Lockheed Martin Hits Record $194B Backlog

Lockheed Martin's stock has jumped 38% in 2026, fueled by a record $194 billion backlog and a 525% year-over-year increase in free cash flow. The company is investing $3.5 billion to expand capacity, signaling strong and sustained demand for defense technology driven by global conflict and military modernization.

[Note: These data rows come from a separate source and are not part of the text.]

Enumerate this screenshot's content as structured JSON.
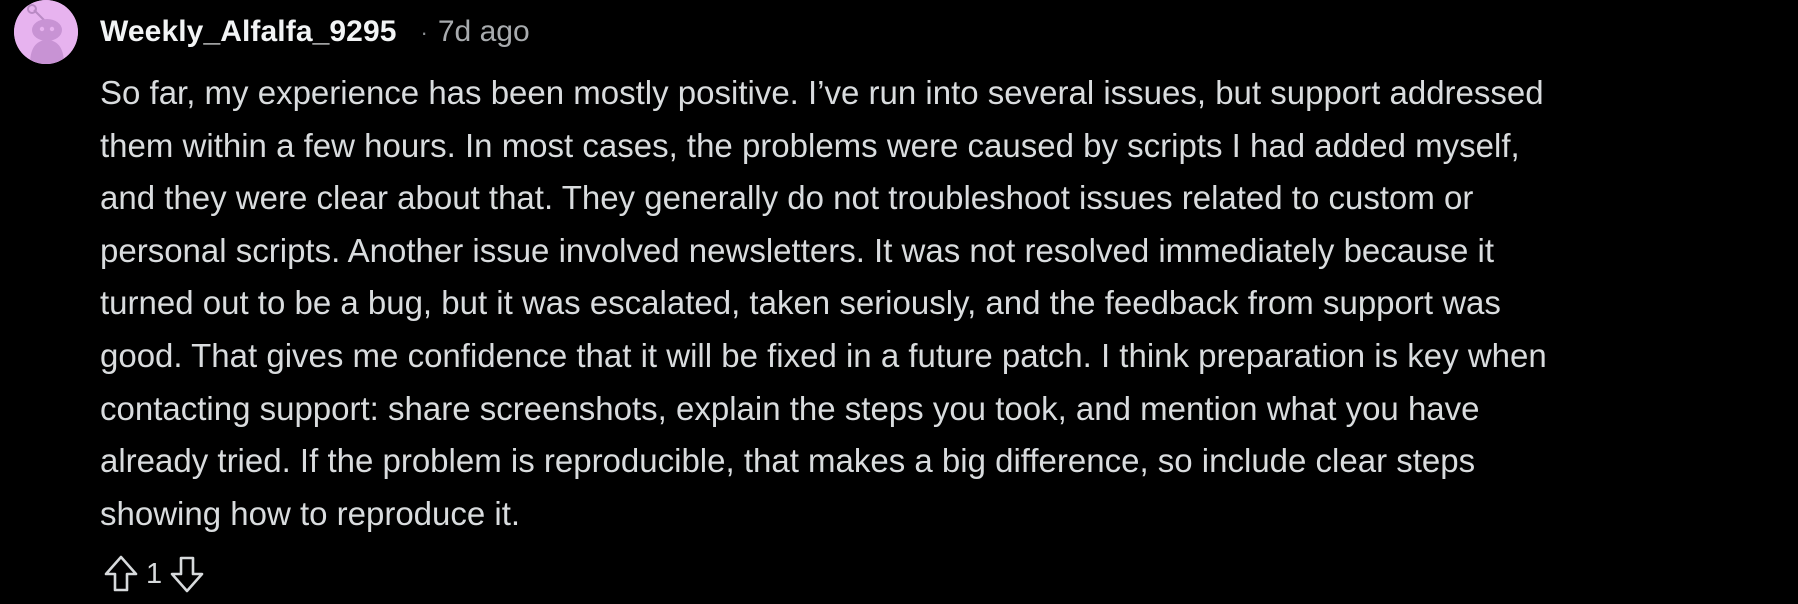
{
  "comment": {
    "username": "Weekly_Alfalfa_9295",
    "separator": "·",
    "age": "7d ago",
    "avatar_icon": "reddit-snoo-avatar",
    "avatar_color": "#e7b3ef",
    "lines": [
      "So far, my experience has been mostly positive. I’ve run into several issues, but support addressed",
      "them within a few hours. In most cases, the problems were caused by scripts I had added myself,",
      "and they were clear about that. They generally do not troubleshoot issues related to custom or",
      "personal scripts. Another issue involved newsletters. It was not resolved immediately because it",
      "turned out to be a bug, but it was escalated, taken seriously, and the feedback from support was",
      "good. That gives me confidence that it will be fixed in a future patch. I think preparation is key when",
      "contacting support: share screenshots, explain the steps you took, and mention what you have",
      "already tried. If the problem is reproducible, that makes a big difference, so include clear steps",
      "showing how to reproduce it."
    ],
    "votes": {
      "count": "1",
      "upvote_icon": "upvote-arrow-icon",
      "downvote_icon": "downvote-arrow-icon"
    }
  },
  "colors": {
    "background": "#000000",
    "text": "#d9dcde",
    "meta": "#a8abae"
  }
}
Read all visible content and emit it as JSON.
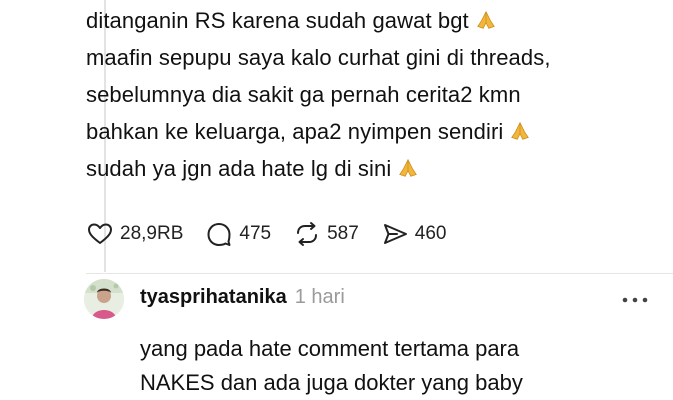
{
  "post": {
    "lines": [
      "ditanganin RS karena sudah gawat bgt",
      "maafin sepupu saya kalo curhat gini di threads,",
      "sebelumnya dia sakit ga pernah cerita2 kmn",
      "bahkan ke keluarga, apa2 nyimpen sendiri",
      "sudah ya jgn ada hate lg di sini"
    ],
    "emoji": "folded-hands"
  },
  "actions": {
    "likes": "28,9RB",
    "comments": "475",
    "reposts": "587",
    "shares": "460"
  },
  "reply": {
    "username": "tyasprihatanika",
    "time": "1 hari",
    "lines": [
      "yang pada hate comment tertama para",
      "NAKES dan ada juga dokter yang baby"
    ]
  },
  "colors": {
    "text": "#111111",
    "muted": "#9a9a9a",
    "divider": "#e6e6e6",
    "emoji": "#f2b63c"
  }
}
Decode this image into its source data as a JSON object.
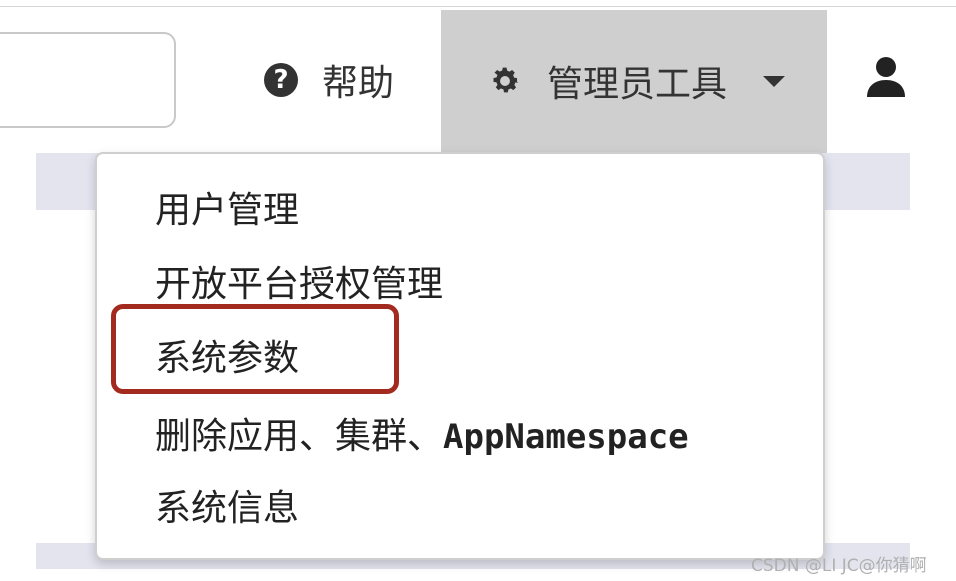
{
  "header": {
    "help_label": "帮助",
    "admin_tools_label": "管理员工具"
  },
  "menu": {
    "items": [
      {
        "label": "用户管理"
      },
      {
        "label": "开放平台授权管理"
      },
      {
        "label": "系统参数"
      },
      {
        "label_cn": "删除应用、集群、",
        "label_code": "AppNamespace"
      },
      {
        "label": "系统信息"
      }
    ]
  },
  "watermark": "CSDN @LI JC@你猜啊",
  "colors": {
    "admin_tab_bg": "#cfcfcf",
    "highlight_border": "#a32a1e",
    "strip_bg": "#e4e4ef"
  },
  "icons": {
    "help": "question-circle-icon",
    "settings": "gear-icon",
    "dropdown": "caret-down-icon",
    "user": "user-icon"
  }
}
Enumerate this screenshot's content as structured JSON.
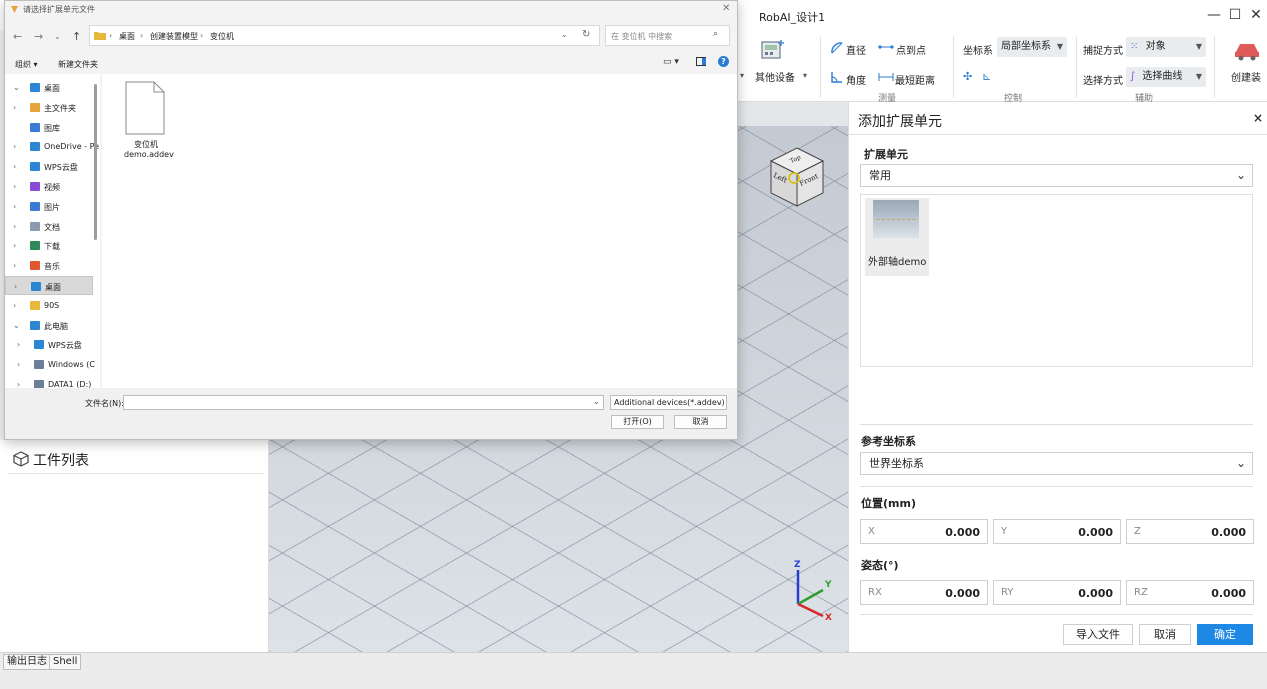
{
  "app": {
    "title": "RobAI_设计1",
    "window_controls": {
      "minimize": "—",
      "maximize": "☐",
      "close": "✕"
    }
  },
  "ribbon": {
    "other_devices": "其他设备",
    "measure": {
      "diameter": "直径",
      "point_to_point": "点到点",
      "angle": "角度",
      "shortest_distance": "最短距离",
      "group_label": "测量"
    },
    "control": {
      "coord_label": "坐标系",
      "coord_value": "局部坐标系",
      "group_label": "控制"
    },
    "assist": {
      "snap_label": "捕捉方式",
      "snap_value": "对象",
      "select_label": "选择方式",
      "select_value": "选择曲线",
      "group_label": "辅助"
    },
    "create": "创建装"
  },
  "dialog": {
    "title": "请选择扩展单元文件",
    "breadcrumb": [
      "桌面",
      "创建装置模型",
      "变位机"
    ],
    "search_placeholder": "在 变位机 中搜索",
    "toolbar": {
      "organize": "组织 ▾",
      "new_folder": "新建文件夹"
    },
    "tree": [
      {
        "label": "桌面",
        "exp": "⌄",
        "color": "#2b87d3",
        "indent": 0
      },
      {
        "label": "主文件夹",
        "exp": "›",
        "color": "#e8a33d",
        "indent": 1
      },
      {
        "label": "图库",
        "exp": "",
        "color": "#3a7bd5",
        "indent": 1
      },
      {
        "label": "OneDrive - Pe",
        "exp": "›",
        "color": "#2b87d3",
        "indent": 1
      },
      {
        "label": "WPS云盘",
        "exp": "›",
        "color": "#2b87d3",
        "indent": 1
      },
      {
        "label": "视频",
        "exp": "›",
        "color": "#8a4bd6",
        "indent": 1
      },
      {
        "label": "图片",
        "exp": "›",
        "color": "#3a7bd5",
        "indent": 1
      },
      {
        "label": "文档",
        "exp": "›",
        "color": "#8a9bb0",
        "indent": 1
      },
      {
        "label": "下载",
        "exp": "›",
        "color": "#2e8b57",
        "indent": 1
      },
      {
        "label": "音乐",
        "exp": "›",
        "color": "#e0572e",
        "indent": 1
      },
      {
        "label": "桌面",
        "exp": "›",
        "color": "#2b87d3",
        "indent": 1,
        "selected": true
      },
      {
        "label": "90S",
        "exp": "›",
        "color": "#e8b83d",
        "indent": 1
      },
      {
        "label": "此电脑",
        "exp": "⌄",
        "color": "#2b87d3",
        "indent": 0
      },
      {
        "label": "WPS云盘",
        "exp": "›",
        "color": "#2b87d3",
        "indent": 2
      },
      {
        "label": "Windows (C",
        "exp": "›",
        "color": "#6b7f99",
        "indent": 2
      },
      {
        "label": "DATA1 (D:)",
        "exp": "›",
        "color": "#6b7f99",
        "indent": 2
      }
    ],
    "files": [
      {
        "name_line1": "变位机",
        "name_line2": "demo.addev"
      }
    ],
    "footer": {
      "filename_label": "文件名(N):",
      "filename_value": "",
      "filter": "Additional devices(*.addev)",
      "open": "打开(O)",
      "cancel": "取消"
    }
  },
  "left_panel": {
    "title": "工件列表"
  },
  "viewport": {
    "cube": {
      "top": "Top",
      "left": "Left",
      "front": "Front"
    },
    "axes": {
      "x": "X",
      "y": "Y",
      "z": "Z"
    }
  },
  "right_panel": {
    "title": "添加扩展单元",
    "close": "×",
    "ext_unit_label": "扩展单元",
    "ext_unit_value": "常用",
    "items": [
      {
        "label": "外部轴demo"
      }
    ],
    "ref_coord_label": "参考坐标系",
    "ref_coord_value": "世界坐标系",
    "position_label": "位置(mm)",
    "position": [
      {
        "label": "X",
        "value": "0.000"
      },
      {
        "label": "Y",
        "value": "0.000"
      },
      {
        "label": "Z",
        "value": "0.000"
      }
    ],
    "attitude_label": "姿态(°)",
    "attitude": [
      {
        "label": "RX",
        "value": "0.000"
      },
      {
        "label": "RY",
        "value": "0.000"
      },
      {
        "label": "RZ",
        "value": "0.000"
      }
    ],
    "buttons": {
      "import": "导入文件",
      "cancel": "取消",
      "confirm": "确定"
    }
  },
  "bottom": {
    "tabs": [
      "输出日志",
      "Shell"
    ]
  }
}
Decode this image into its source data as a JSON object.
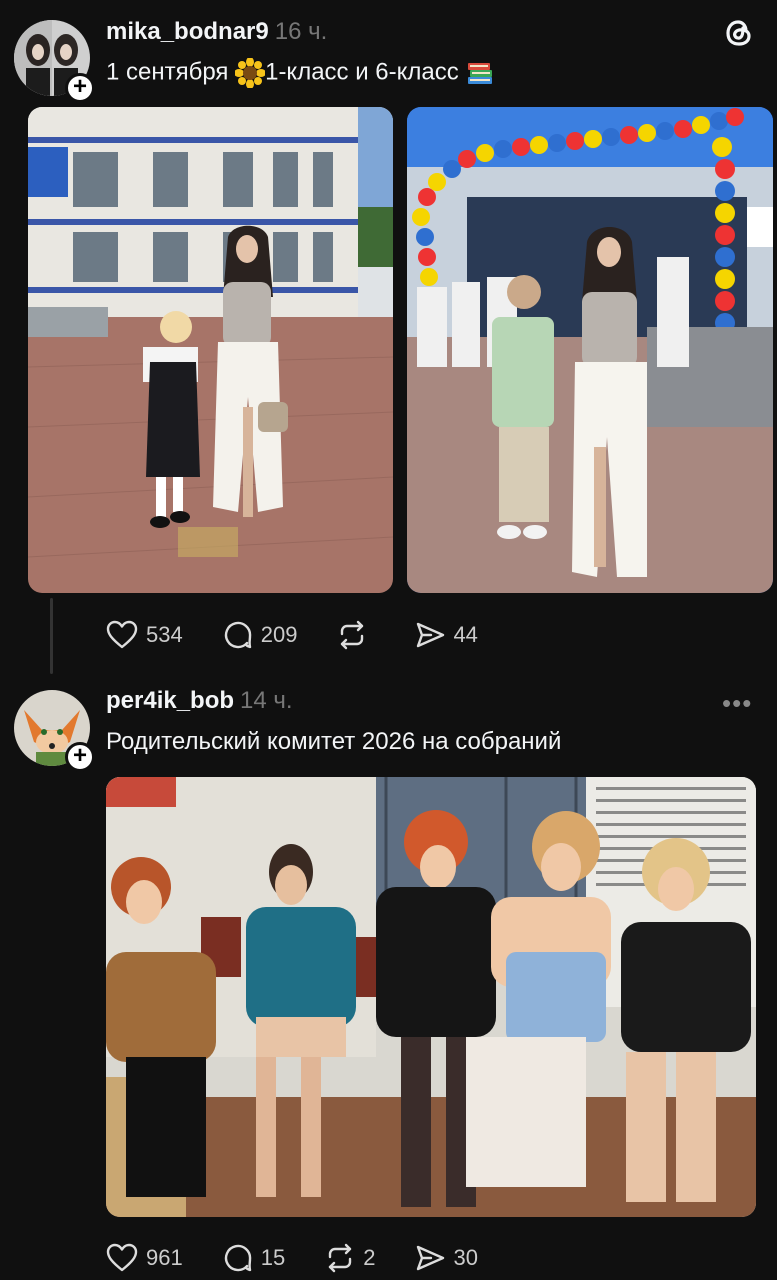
{
  "posts": [
    {
      "username": "mika_bodnar9",
      "time": "16 ч.",
      "caption_part1": "1 сентября ",
      "caption_part2": "1-класс и 6-класс ",
      "likes": "534",
      "comments": "209",
      "reposts": "",
      "shares": "44"
    },
    {
      "username": "per4ik_bob",
      "time": "14 ч.",
      "caption": "Родительский комитет 2026 на собраний",
      "likes": "961",
      "comments": "15",
      "reposts": "2",
      "shares": "30",
      "more": "•••"
    }
  ],
  "icons": {
    "logo": "threads-logo-icon",
    "like": "heart-icon",
    "comment": "comment-icon",
    "repost": "repost-icon",
    "share": "share-icon",
    "sunflower": "sunflower-emoji-icon",
    "books": "books-emoji-icon"
  },
  "colors": {
    "background": "#101010",
    "text": "#f3f5f7",
    "muted": "#777777"
  }
}
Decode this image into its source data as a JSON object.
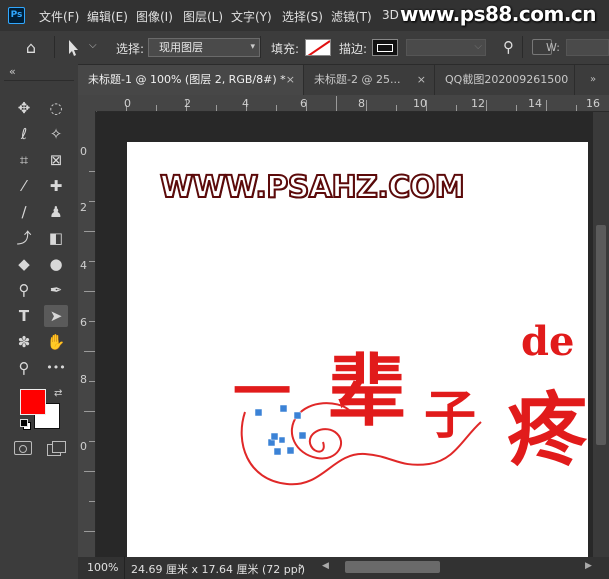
{
  "app": {
    "logo_text": "Ps"
  },
  "menubar": {
    "items": [
      "文件(F)",
      "编辑(E)",
      "图像(I)",
      "图层(L)",
      "文字(Y)",
      "选择(S)",
      "滤镜(T)",
      "3D"
    ],
    "watermark": "www.ps88.com.cn"
  },
  "options": {
    "select_label": "选择:",
    "select_value": "现用图层",
    "fill_label": "填充:",
    "stroke_label": "描边:",
    "w_label": "W:"
  },
  "tabs": [
    {
      "label": "未标题-1 @ 100% (图层 2, RGB/8#) *",
      "close": "×",
      "active": true
    },
    {
      "label": "未标题-2 @ 25...",
      "close": "×",
      "active": false
    },
    {
      "label": "QQ截图202009261500",
      "close": "",
      "active": false
    }
  ],
  "panel_collapse_glyph": "«",
  "ruler_top": [
    "0",
    "2",
    "4",
    "6",
    "8",
    "10",
    "12",
    "14",
    "16"
  ],
  "ruler_left": [
    "0",
    "2",
    "4",
    "6",
    "8",
    "0"
  ],
  "tools": [
    {
      "name": "move-tool",
      "glyph": "✥"
    },
    {
      "name": "marquee-tool",
      "glyph": "◌"
    },
    {
      "name": "lasso-tool",
      "glyph": "ℓ"
    },
    {
      "name": "magic-wand-tool",
      "glyph": "✧"
    },
    {
      "name": "crop-tool",
      "glyph": "⌗"
    },
    {
      "name": "frame-tool",
      "glyph": "⊠"
    },
    {
      "name": "eyedropper-tool",
      "glyph": "⁄"
    },
    {
      "name": "healing-brush-tool",
      "glyph": "✚"
    },
    {
      "name": "brush-tool",
      "glyph": "∕"
    },
    {
      "name": "clone-stamp-tool",
      "glyph": "♟"
    },
    {
      "name": "history-brush-tool",
      "glyph": "⤴"
    },
    {
      "name": "eraser-tool",
      "glyph": "◧"
    },
    {
      "name": "paint-bucket-tool",
      "glyph": "◆"
    },
    {
      "name": "blur-tool",
      "glyph": "●"
    },
    {
      "name": "dodge-tool",
      "glyph": "⚲"
    },
    {
      "name": "pen-tool",
      "glyph": "✒"
    },
    {
      "name": "type-tool",
      "glyph": "T"
    },
    {
      "name": "path-selection-tool",
      "glyph": "➤"
    },
    {
      "name": "custom-shape-tool",
      "glyph": "✽"
    },
    {
      "name": "hand-tool",
      "glyph": "✋"
    },
    {
      "name": "zoom-tool",
      "glyph": "⚲"
    },
    {
      "name": "more-tools",
      "glyph": "•••"
    }
  ],
  "colors": {
    "foreground": "#ff0000",
    "background": "#ffffff",
    "accent": "#d71920",
    "path_anchor": "#3b82d6"
  },
  "canvas": {
    "url_text": "WWW.PSAHZ.COM",
    "char_1": "一",
    "char_2": "辈",
    "char_3": "子",
    "char_4": "疼",
    "en_text": "de"
  },
  "status": {
    "zoom": "100%",
    "doc_size": "24.69 厘米 x 17.64 厘米 (72 ppi)",
    "arrow": "›"
  }
}
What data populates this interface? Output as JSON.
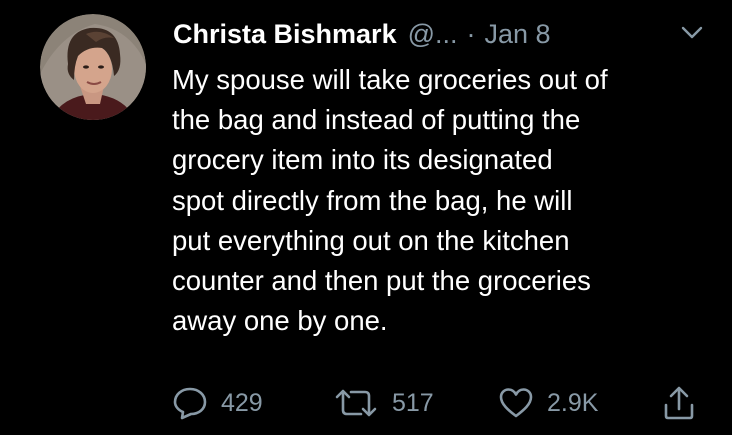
{
  "tweet": {
    "author_name": "Christa Bishmark",
    "handle": "@...",
    "separator": "·",
    "date": "Jan 8",
    "lines": [
      "My spouse will take groceries out of",
      "the bag and instead of putting the",
      "grocery item into its designated",
      "spot directly from the bag, he will",
      "put everything out on the kitchen",
      "counter and then put the groceries",
      "away one by one."
    ]
  },
  "actions": {
    "reply_count": "429",
    "retweet_count": "517",
    "like_count": "2.9K"
  },
  "icons": {
    "avatar": "profile-photo",
    "menu": "chevron-down-icon",
    "reply": "speech-bubble-icon",
    "retweet": "retweet-arrows-icon",
    "like": "heart-icon",
    "share": "share-arrow-up-icon"
  },
  "colors": {
    "background": "#000000",
    "text": "#ffffff",
    "muted": "#8899a6"
  }
}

The record backlog is heavily driven by surging demand for munitions. Lockheed Martin is increasing its production capacity for Patriot Advanced Capability-3 (PAC-3) MSE interceptors from 600 to a planned 2,000 per year and ramping up Guided Multiple Launch Rocket System (GMLRS) output to 14,000 rounds annually. A new munitions acceleration center is now under construction in Camden, Arkansas, to support this expansion. Aeronautics remains a cornerstone of the backlog, with the F-35 program hitting a new delivery record of 191 jets in 2025 after clearing production hurdles. This was followed by the finalization of the largest production contract in the program's history: a $24 billion agreement for up to 296 more F-35s under Lots 18 and 19. For smaller tech firms, this industrial ramp-up creates significant teaming opportunities. Lockheed Martin actively partners with small businesses through the SBIR/STTR programs, acting as a technology mentor and subcontractor to integrate emerging tech. A recent example is the integration of SBIR-funded technologies from partners like Valley Tech Systems into the Next Generation Interceptor (NGI) program. The push for modernization extends to artificial intelligence, with the Department of War implementing an "AI-first" agenda that prioritizes rapid experimentation and fielding of commercial AI. The FY2026 National Defense Authorization Act mandates a new AI/ML security framework for contractors, which will be integrated into both DFARS and the CMMC program, creating new compliance requirements. This technology push coincides with major acquisition turbulence. The ongoing FAR overhaul could shift over $600 billion in federal spending to discretionary contract vehicles where the "Rule of Two" for small business set-asides is not guaranteed. The American Small Business Chamber of Commerce estimates this could represent a $72 billion annual reduction in small business contract dollars. The Department of Defense's AI strategy emphasizes faster development cycles and greater use of flexible contracting instruments like Other Transaction Agreements (OTAs) and commercial solutions openings. This signals a procurement environment where contractors who can quickly deliver and update AI capabilities that plug into DoD architecture will have a distinct advantage.